Here's a very different tune by The Decemberists.

Until next time.

Friday, 15 August 2025

BOUNCING LIGHT

I don't usually sit down and just free write, but the poem below came from an idle half hour of writing with my inner critic in neutral. 

Unexpectedly Peter tickled a trout

a skill he had never disclosed

before that night when the stars

were bouncing their light off the mill pond


He just reached in

then there was this fish

wriggling in his hands

we all laughed

as he returned it to the dark waters

It works I think, a simple straight, forward narrative, something I could have remembered. I don't, though, think it is true. It is a very vague memory. But then again, things don't have to be real to be true, or so it seems with all the made up nonsense circulating about the internet.

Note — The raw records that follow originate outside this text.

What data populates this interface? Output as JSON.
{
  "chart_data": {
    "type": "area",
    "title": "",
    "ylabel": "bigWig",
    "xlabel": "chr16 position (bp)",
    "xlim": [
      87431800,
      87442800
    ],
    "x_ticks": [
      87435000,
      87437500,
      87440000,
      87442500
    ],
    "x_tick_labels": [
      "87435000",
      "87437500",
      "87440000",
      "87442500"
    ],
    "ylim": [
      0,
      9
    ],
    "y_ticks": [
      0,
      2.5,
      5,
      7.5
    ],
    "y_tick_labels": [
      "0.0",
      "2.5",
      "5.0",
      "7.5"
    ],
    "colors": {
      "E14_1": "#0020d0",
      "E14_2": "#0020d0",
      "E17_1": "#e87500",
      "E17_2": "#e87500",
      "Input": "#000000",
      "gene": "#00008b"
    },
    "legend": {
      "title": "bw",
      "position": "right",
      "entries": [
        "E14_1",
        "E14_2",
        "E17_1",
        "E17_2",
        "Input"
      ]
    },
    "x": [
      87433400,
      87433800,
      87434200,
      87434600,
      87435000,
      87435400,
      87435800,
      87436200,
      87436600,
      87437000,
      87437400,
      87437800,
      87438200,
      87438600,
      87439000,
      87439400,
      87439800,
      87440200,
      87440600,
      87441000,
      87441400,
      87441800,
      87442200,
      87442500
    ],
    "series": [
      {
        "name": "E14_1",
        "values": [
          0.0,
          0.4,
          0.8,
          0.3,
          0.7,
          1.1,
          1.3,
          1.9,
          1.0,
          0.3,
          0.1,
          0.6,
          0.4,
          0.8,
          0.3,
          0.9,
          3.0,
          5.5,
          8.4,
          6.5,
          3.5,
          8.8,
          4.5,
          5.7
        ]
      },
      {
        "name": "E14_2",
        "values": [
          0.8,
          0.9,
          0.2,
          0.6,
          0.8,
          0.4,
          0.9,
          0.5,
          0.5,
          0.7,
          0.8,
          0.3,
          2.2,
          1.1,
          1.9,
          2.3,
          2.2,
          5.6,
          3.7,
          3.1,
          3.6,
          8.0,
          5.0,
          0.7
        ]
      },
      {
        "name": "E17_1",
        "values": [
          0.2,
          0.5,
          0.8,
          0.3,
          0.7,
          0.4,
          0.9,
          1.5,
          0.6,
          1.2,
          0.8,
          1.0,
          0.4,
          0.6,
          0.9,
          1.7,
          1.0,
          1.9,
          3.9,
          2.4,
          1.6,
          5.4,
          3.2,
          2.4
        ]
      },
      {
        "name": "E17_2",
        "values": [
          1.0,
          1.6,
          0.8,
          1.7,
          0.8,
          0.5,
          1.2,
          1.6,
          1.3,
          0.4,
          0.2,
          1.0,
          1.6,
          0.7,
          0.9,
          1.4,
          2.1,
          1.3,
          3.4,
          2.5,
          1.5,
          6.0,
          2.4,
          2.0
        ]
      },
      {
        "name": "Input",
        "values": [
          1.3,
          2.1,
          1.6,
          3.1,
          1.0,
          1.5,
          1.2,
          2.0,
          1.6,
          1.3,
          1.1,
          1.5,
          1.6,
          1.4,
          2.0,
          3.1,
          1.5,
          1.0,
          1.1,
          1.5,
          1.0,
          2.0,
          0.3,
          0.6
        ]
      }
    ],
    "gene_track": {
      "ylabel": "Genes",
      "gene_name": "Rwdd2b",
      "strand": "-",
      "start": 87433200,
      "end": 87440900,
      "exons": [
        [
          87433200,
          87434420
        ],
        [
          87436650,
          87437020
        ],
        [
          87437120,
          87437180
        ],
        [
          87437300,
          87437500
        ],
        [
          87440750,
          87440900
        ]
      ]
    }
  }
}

Here's the Mountain Goats singing along with the audience.

Until next time.

Friday, 8 August 2025

GHOST FAINT IMAGES

I appear to have spent this afternoon changing the following words into different combinations, ghost faint images into faint ghost images and I have reached the point where I can no longer decide which is the better. The drawer beckons for that particular quandary. I had been reading something about how photographs will fade over the centuries and leave blank shiny paper. Given the present state of dubious narratives, false news and outright lies the poem was an easy write. 

PROPAGANDA


The photos presented problems

having been badly curated

and too quick to fade

to a yellowing cream blankness


We were forced to trace the outlines

of the faint ghost images

with fine graphite sticks

which slipped on the slick surface


As we attempted to harness the past

to justify our political position

Even if I can decide the order of the words: faint; ghost; and images I am unsure that the poem is finished. As I say one for the drawer.

I've been listening to the expanded edition of A Distant Shore by Tracey Thorn, my original album is worn out. Such a classic.